Seth Goldwasser Published in Philosophy of Science and Philosophical Psychology

"Finding Normality in Abnormality: On the Ascription of Normal Functions to Cancer" Philosophy of Science (2023)

Abstract: Cancer biologists ascribe normal functions to parts of cancer. Normal functions are activities that parts of systems are in some minimal sense supposed to perform. Goldwasser argues that cancer biologists’ finding normality within the abnormality of cancer poses difficulties for two main approaches to normal function. One approach claims that normal functions are activities for which parts are selected. However, some parts of cancers that have normal functions aren’t selected to perform them. The other approach claims that normal functions are part-activities that (typically) contribute to the survival or reproduction of the relevant system. However, cancers are too heterogeneous to establish what (typically) contributes to their progression across a type.

"Trusting Traumatic Memory: Considerations from Memory Science" Philosophy of Science (2023)

Co-authored with Alison Springle (Professor at the University of Miami) and Rebecca Dreier 

Abstract: Court cases involving sexual assault and police violence rely heavily on victim testimony. We consider what we call the “Traumatic Untrustworthiness Argument (TUA)” according to which we should be skeptical about victim testimony because people are particularly liable to misremember traumatic events. The TUA is not obviously based in mere distrust of women, people of color, disabled people, poor people, etc. Rather, it seeks to justify skepticism on epistemic and empirical grounds. We consider how the TUA might appeal to the psychology and neuroscience of memory for empirical support. However, we argue that neither support the TUA.

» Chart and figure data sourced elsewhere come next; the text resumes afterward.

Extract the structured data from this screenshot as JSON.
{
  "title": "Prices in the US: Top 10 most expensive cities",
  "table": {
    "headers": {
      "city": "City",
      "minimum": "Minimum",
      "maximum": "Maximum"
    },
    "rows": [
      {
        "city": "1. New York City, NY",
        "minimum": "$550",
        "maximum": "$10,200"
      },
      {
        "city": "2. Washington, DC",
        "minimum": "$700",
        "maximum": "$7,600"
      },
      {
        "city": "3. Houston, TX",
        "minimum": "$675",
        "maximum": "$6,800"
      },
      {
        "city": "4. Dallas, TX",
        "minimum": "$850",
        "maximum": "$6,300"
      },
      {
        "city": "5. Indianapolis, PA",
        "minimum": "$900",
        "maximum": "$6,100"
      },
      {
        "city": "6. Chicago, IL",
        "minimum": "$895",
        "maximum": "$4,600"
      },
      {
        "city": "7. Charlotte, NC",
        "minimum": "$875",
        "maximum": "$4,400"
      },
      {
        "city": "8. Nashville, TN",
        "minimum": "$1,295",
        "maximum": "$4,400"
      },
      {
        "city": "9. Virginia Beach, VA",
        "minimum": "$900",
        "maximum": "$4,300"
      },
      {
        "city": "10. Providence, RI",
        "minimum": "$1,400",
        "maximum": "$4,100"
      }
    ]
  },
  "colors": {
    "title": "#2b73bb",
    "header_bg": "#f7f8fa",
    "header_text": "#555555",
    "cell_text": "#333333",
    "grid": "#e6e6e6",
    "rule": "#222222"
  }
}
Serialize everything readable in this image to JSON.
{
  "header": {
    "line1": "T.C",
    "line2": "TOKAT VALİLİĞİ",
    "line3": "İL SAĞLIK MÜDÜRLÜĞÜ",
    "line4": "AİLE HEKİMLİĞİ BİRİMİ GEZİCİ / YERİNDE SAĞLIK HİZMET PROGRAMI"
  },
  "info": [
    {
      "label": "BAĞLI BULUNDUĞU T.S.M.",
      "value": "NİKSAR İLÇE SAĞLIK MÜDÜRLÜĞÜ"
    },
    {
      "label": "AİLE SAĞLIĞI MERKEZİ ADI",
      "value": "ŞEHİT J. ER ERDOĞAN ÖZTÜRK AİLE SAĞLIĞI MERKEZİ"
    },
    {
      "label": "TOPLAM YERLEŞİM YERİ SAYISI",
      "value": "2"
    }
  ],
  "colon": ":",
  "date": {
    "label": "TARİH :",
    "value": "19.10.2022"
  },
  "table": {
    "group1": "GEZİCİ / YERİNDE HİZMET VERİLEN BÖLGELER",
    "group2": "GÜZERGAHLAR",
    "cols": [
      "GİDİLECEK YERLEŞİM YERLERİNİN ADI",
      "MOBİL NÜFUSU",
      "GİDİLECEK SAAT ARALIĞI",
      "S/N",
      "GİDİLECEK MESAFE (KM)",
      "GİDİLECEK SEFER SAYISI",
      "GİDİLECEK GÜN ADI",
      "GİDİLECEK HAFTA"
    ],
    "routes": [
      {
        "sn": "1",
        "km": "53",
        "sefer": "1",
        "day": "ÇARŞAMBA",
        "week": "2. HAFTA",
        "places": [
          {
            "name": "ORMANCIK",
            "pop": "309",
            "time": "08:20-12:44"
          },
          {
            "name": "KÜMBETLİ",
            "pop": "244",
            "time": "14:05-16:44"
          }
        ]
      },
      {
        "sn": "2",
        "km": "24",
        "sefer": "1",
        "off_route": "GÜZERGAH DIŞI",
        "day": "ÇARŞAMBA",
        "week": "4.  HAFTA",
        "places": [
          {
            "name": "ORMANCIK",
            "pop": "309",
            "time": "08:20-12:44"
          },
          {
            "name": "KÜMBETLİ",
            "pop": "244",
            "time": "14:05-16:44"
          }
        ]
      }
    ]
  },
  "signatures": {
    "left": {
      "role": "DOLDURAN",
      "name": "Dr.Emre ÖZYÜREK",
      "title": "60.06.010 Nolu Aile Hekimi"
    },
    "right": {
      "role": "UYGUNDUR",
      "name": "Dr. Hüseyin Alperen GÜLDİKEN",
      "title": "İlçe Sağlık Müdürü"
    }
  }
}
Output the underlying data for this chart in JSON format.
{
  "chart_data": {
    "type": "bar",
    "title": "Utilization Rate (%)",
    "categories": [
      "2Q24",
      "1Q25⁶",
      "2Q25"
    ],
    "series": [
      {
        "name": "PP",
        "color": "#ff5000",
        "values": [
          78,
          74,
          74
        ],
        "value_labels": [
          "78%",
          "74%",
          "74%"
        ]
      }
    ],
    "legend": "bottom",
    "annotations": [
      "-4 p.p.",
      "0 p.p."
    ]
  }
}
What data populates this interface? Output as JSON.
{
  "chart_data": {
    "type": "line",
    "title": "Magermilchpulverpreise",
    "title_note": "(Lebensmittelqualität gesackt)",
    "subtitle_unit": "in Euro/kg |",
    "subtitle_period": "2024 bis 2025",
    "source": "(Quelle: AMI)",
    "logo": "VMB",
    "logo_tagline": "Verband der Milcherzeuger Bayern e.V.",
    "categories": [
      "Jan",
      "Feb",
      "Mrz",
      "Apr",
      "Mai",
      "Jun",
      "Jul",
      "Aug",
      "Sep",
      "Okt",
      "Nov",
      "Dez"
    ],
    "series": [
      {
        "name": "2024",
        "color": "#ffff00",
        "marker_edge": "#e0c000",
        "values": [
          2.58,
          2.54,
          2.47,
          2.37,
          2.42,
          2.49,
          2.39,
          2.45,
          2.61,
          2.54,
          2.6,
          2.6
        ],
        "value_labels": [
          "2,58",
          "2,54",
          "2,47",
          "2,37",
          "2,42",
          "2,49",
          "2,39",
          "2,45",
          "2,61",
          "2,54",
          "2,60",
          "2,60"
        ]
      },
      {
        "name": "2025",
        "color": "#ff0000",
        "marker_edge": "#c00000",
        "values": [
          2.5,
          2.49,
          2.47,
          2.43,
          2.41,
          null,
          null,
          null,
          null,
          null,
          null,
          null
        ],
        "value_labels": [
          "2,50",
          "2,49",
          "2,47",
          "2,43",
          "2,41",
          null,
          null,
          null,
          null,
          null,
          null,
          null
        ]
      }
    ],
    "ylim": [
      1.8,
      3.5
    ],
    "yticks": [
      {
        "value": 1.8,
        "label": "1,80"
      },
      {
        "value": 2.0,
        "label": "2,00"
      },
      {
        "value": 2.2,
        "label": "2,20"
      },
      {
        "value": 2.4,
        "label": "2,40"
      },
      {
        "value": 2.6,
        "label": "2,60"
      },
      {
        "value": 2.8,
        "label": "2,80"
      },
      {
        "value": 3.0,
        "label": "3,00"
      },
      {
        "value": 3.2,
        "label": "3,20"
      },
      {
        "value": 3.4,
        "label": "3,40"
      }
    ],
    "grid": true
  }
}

"Trauma, Trust, & Competent Testimony" Philosophical Psychology (2023).

Co-authored with Alison Springle (Professor at University of Miami)

Abstract: Public discourse implicitly appeals to what we call the “Traumatic Untrustworthiness Argument” (TUA). To motivate, articulate, and assess the TUA, we appeal to Hawley’s (2019) commitment account of trust and trustworthiness. On Hawley’s account, being trustworthy consists in the successful avoidance of unfulfilled commitments and involves three components: the actual avoidance of unfulfilled commitments, sincerity in one’s taking on elective commitments, and competence in fulfilling commitments one has incurred. In contexts of testimony, what’s at issue is the speaker’s competence and sincere intention to speak truthfully. The TUA targets trauma victims’ competence rather than their sincerity. According to the TUA, empirical evidence shows that trauma undermines victims’ trustworthiness with regard to speaking truthfully about their trauma by undermining their competence to remember the relevant event. We argue that what the evidence shows is rather that remembering traumatic events involves a distinct “mode of manifesting” the competence to remember particular events from the personal past. Trauma victims are competent to speak truthfully about their trauma and ought to be trusted at least with regard to the central details of the event. By suggesting otherwise, the TUA threatens an insidious form of epistemic injustice which Hawley’s account helps us locate.